Why it’s often the best: It does the best job of capturing the complex, multivariate relationships in your data and recreating a realistic variance for the missing values. Each imputed value is a prediction from a model built on the other features.
The serious catch: It’s complex and computationally very expensive. It’s also a black box; you’re relying on the convergence of these chained models.
from sklearn.experimental import enable_iterative_imputer # Required import
from sklearn.impute import IterativeImputer
from sklearn.linear_model import BayesianRidge
# The IterativeImputer is Scikit-learn's implementation of MICE
# It uses a BayesianRidge regression model by default for numerical data
imputer = IterativeImputer(random_state=42, max_iter=10)
df_imputed_mice = imputer.fit_transform(df)
df_imputed_mice = pd.DataFrame(df_imputed_mice, columns=df.columns)
print("\nAfter MICE Imputation:")
print(df_imputed_mice.round(1))
The Non-Answer: Adding an Indicator Column
Here’s a pro move that most beginners miss. However you impute, you should almost always add a new binary column for each column you impute: Age_Was_Missing, Salary_Was_Missing, etc.
Why this is a game-changer: It tells your model, “Hey, the original value here was unknown.” This is a huge piece of information! The fact that data is missing is rarely random; it’s often systematic. Maybe people with very high salaries are less likely to report them. Your model can learn to treat imputed values differently if it knows they were imputed. It’s like giving your model a clue about the underlying uncertainty.
df_with_indicators = df.copy()
for col in df.columns:
# Create a new indicator column before imputation
df_with_indicators[col + '_Was_Missing'] = df[col].isna().astype(int)
# Now perform your imputation of choice on the original columns
imputer = IterativeImputer(random_state=42)
df_imputed = imputer.fit_transform(df_with_indicators[['Age', 'Salary']])
df_with_indicators[['Age', 'Salary']] = df_imputed
print("\nDataFrame with Missing Indicator Columns:")

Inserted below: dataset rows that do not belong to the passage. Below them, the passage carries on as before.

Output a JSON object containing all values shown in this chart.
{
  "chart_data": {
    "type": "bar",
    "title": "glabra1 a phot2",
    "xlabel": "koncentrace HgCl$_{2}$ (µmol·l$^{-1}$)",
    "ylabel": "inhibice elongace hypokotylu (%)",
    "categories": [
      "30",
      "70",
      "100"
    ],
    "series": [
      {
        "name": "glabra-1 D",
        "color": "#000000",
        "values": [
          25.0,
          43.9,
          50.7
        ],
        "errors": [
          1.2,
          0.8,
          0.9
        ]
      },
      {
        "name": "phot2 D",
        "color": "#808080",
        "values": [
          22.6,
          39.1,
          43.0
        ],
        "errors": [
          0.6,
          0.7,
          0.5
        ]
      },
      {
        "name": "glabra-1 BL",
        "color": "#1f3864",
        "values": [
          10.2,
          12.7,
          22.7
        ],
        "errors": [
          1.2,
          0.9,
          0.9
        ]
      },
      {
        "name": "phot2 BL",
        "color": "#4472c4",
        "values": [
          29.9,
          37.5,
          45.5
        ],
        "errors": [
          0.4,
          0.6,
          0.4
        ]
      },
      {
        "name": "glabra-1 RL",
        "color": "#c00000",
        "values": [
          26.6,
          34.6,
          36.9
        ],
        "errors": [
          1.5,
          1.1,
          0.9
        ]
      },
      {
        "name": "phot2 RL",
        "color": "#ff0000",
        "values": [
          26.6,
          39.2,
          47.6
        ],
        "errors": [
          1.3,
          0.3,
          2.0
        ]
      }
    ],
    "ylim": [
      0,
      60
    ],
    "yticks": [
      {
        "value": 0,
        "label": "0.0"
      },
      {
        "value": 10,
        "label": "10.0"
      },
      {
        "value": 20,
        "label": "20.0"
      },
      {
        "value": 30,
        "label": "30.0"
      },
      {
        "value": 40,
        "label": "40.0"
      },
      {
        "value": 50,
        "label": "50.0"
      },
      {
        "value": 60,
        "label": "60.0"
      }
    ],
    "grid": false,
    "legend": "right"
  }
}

print(df_with_indicators.round(1))
There is no single “best” method. Your choice depends on your data size, the nature of the missingness (is it random or not?), and your tolerance for complexity. Always try a few methods and see how they impact your model’s performance. And for the love of all that is holy, never impute your training and test data together—fit the imputer on the training set and transform the test set with it to avoid data leakage. It’s the most common pitfall, and it will utterly invalidate your results. You’ve been warned.